Weber, T., Bowyer, P., Rechid, D., Pfeifer, S., Raffaele, F., Remedio, A. R., … & Jacob, D. (2020) Analysis of Compound Climate Extremes and Exposed Population in Africa under two different Emission Scenarios. Earth’s Future, e2019EF001473.

Abstract
It is well established that Africa is particularly exposed to climate extremes including heat waves, droughts, and intense rainfall events. How exposed Africa is to the co‐occurrence of these events is however virtually unknown. This study provides the first analysis of projected changes in the co‐occurrence of five such compound climate extremes in Africa, under a low (RCP2.6) and high (RCP8.5) emissions scenario. These changes are combined with population projections for a low (SSP1) and high (SSP3) population growth scenario, in order to provide estimates of the number of people that may be exposed to such events at the end of the 21st century. We make use of an ensemble of regional climate projections from the Coordinated Output for Regional Evaluations (CORE) project embedded in the Coordinated Regional Climate Downscaling Experiment (CORDEX) framework. This ensemble comprises five different Earth System Model/Regional Climate Model (ESM/RCM) combinations with three different ESMs and two RCMs.
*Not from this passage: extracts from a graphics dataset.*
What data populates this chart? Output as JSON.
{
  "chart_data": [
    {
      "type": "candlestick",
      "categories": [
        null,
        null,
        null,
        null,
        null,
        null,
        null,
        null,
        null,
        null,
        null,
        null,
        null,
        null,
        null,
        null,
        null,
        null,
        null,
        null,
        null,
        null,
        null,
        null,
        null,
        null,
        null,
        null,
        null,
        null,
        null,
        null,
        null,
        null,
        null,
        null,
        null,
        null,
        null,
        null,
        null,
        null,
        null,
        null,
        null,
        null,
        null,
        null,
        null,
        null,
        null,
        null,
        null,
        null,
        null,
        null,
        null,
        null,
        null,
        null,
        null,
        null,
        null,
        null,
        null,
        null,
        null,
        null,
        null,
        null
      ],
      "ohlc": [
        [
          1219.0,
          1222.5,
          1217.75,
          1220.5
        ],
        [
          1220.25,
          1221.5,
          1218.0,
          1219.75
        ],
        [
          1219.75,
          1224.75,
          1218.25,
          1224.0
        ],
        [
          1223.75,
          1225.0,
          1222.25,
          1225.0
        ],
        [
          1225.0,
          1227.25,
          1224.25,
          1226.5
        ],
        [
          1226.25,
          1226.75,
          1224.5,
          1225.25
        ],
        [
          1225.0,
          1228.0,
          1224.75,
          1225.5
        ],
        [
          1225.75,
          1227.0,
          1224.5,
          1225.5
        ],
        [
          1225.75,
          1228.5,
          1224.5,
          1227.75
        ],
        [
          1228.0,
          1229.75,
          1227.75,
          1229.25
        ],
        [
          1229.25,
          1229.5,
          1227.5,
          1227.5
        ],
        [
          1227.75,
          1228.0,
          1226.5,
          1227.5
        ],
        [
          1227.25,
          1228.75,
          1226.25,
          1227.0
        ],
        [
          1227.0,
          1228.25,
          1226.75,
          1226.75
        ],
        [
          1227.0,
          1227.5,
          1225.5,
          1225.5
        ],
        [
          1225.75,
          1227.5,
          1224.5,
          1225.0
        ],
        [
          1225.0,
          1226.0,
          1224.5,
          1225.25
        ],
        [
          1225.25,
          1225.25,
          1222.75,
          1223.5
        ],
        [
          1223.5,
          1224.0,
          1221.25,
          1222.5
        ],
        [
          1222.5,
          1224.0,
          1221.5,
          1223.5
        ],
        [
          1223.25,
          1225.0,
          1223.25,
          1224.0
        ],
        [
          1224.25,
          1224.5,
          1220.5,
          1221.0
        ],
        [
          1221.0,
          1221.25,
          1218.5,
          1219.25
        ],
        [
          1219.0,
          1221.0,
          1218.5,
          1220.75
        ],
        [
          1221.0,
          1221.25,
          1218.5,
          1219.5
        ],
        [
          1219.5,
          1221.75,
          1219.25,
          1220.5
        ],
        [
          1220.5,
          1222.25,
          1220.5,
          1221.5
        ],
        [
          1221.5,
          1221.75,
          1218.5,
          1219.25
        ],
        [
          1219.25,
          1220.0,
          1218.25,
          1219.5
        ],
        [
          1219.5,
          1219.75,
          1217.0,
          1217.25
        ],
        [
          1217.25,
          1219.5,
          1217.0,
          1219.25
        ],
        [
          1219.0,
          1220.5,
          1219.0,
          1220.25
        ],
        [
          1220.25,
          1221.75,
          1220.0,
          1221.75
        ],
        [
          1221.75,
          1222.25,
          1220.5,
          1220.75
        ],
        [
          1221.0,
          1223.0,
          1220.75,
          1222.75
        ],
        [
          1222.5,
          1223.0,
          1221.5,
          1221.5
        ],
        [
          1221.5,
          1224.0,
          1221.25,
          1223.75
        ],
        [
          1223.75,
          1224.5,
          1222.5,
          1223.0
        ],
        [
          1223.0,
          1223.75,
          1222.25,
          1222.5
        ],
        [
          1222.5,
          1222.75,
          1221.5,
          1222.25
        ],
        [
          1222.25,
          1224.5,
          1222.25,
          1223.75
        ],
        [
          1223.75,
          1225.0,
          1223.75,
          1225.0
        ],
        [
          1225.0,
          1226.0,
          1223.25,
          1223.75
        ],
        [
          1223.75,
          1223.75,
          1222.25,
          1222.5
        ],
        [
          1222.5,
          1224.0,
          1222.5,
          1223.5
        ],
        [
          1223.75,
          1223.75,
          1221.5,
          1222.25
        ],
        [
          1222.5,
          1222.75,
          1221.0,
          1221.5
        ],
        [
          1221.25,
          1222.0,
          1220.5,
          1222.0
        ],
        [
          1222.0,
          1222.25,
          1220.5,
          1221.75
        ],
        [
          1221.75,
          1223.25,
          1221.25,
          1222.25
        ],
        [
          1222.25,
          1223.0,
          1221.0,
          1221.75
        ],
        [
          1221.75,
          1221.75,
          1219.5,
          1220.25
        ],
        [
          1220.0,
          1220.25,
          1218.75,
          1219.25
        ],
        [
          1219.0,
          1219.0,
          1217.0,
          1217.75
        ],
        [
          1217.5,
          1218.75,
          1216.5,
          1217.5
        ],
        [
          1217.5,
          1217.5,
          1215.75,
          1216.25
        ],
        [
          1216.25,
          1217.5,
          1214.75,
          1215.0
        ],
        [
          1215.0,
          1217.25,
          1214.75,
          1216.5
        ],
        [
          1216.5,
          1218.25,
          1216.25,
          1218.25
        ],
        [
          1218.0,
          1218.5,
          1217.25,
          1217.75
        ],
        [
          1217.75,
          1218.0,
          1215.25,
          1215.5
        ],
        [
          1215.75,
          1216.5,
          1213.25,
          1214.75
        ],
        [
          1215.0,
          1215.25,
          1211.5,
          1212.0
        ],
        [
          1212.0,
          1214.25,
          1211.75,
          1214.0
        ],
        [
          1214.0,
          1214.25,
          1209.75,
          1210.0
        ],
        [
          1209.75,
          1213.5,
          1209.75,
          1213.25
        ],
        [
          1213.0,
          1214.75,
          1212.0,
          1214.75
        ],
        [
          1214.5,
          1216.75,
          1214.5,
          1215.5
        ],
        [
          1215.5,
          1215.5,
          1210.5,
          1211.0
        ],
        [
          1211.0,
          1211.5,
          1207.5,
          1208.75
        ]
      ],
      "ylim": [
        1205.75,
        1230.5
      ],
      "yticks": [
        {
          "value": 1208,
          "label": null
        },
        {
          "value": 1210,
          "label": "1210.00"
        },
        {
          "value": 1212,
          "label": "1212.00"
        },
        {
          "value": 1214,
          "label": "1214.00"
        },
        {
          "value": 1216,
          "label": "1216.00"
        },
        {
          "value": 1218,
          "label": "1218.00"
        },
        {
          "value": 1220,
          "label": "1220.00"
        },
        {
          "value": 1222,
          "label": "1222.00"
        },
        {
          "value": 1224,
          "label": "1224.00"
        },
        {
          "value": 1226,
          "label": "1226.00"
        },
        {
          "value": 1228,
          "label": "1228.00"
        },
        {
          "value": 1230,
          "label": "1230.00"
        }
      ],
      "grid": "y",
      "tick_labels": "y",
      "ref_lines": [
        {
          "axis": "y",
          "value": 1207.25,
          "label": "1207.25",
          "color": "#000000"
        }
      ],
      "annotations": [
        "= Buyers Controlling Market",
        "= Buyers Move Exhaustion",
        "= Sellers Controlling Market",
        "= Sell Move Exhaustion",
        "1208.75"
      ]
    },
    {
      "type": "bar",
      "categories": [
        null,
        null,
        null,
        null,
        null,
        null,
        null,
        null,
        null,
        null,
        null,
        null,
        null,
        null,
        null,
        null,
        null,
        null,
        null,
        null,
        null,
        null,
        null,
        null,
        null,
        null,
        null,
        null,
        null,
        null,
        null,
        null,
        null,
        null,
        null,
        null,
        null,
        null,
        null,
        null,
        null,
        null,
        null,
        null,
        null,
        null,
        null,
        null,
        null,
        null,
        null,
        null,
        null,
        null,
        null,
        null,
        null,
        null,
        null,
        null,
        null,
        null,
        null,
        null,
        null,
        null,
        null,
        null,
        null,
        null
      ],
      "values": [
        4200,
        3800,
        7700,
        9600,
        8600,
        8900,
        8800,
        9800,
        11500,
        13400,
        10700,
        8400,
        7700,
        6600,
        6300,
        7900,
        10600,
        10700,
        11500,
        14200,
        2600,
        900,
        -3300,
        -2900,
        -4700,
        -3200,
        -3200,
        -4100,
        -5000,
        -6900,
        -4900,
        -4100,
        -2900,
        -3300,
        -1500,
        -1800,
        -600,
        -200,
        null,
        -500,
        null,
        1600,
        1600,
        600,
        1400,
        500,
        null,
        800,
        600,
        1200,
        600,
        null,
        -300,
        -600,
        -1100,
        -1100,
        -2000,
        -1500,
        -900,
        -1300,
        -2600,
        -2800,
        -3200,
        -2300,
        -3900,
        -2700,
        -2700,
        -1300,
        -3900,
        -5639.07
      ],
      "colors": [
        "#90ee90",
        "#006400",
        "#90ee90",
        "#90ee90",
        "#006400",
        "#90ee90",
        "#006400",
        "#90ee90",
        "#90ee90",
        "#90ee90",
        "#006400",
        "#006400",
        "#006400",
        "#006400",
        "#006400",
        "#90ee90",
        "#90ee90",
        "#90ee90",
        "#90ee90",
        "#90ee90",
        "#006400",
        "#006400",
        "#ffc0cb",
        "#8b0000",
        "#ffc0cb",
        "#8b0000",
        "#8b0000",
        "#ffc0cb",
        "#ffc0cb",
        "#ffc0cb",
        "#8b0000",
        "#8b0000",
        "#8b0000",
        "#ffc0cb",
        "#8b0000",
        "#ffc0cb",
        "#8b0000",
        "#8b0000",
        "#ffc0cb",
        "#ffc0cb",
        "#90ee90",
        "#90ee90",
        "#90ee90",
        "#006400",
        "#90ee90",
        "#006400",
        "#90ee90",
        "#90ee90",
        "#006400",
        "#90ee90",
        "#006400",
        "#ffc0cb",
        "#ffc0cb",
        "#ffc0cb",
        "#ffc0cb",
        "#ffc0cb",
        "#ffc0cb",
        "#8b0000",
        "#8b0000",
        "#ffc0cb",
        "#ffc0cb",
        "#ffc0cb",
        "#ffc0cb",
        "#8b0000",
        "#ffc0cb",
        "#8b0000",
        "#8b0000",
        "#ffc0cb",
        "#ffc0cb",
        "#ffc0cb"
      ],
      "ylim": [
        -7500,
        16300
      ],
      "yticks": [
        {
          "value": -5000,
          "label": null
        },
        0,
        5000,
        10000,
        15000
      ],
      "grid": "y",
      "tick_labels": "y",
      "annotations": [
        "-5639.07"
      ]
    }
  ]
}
We show that all five compound climate extremes will increase in frequency, with changes being greater under RCP8.5 than RCP2.6. Moreover, populations exposed to these changes are greater under RCP8.5/SSP3, than RCP2.6/SSP1, increasing by 47‐ and 12‐fold, respectively, compared to the present‐day. Regions of Africa that are particularly exposed are West Africa, Central‐East Africa, and Northeast and Southeast Africa. Increased exposure is mainly driven by the interaction between climate and population growth, and the effect of population alone. This has important policy implications in relation to climate mitigation and adaptation.

Plain Language Summary

It is well known that Africa is exposed to a range of different climate hazards including droughts, heat waves, and extreme rainfall events, which cause major social and economic suffering. It is, however, largely unknown how exposed the African population is to the co‐occurrence of such climate hazards. This is important because compound events will likely increase the suffering far and above that caused by individual climate hazards. In this study, we provide an analysis of potential changes in five different compound events, and the exposure of the African population to them, at the end of this century. Combining exposure to all compound events, the results show that compared to the present‐day, the exposure of the African population may increase by 12‐ and 47‐fold in the best‐ and worst‐case scenarios, respectively. The spatial distribution of changes shows that West Africa and central and eastern regions of Africa may be particularly exposed. Increased exposure is mainly caused by the interaction between climate and population growth, and the effect of population alone. These results imply that any policy response designed to reduce exposure needs to address both climatic and socioeconomic factors.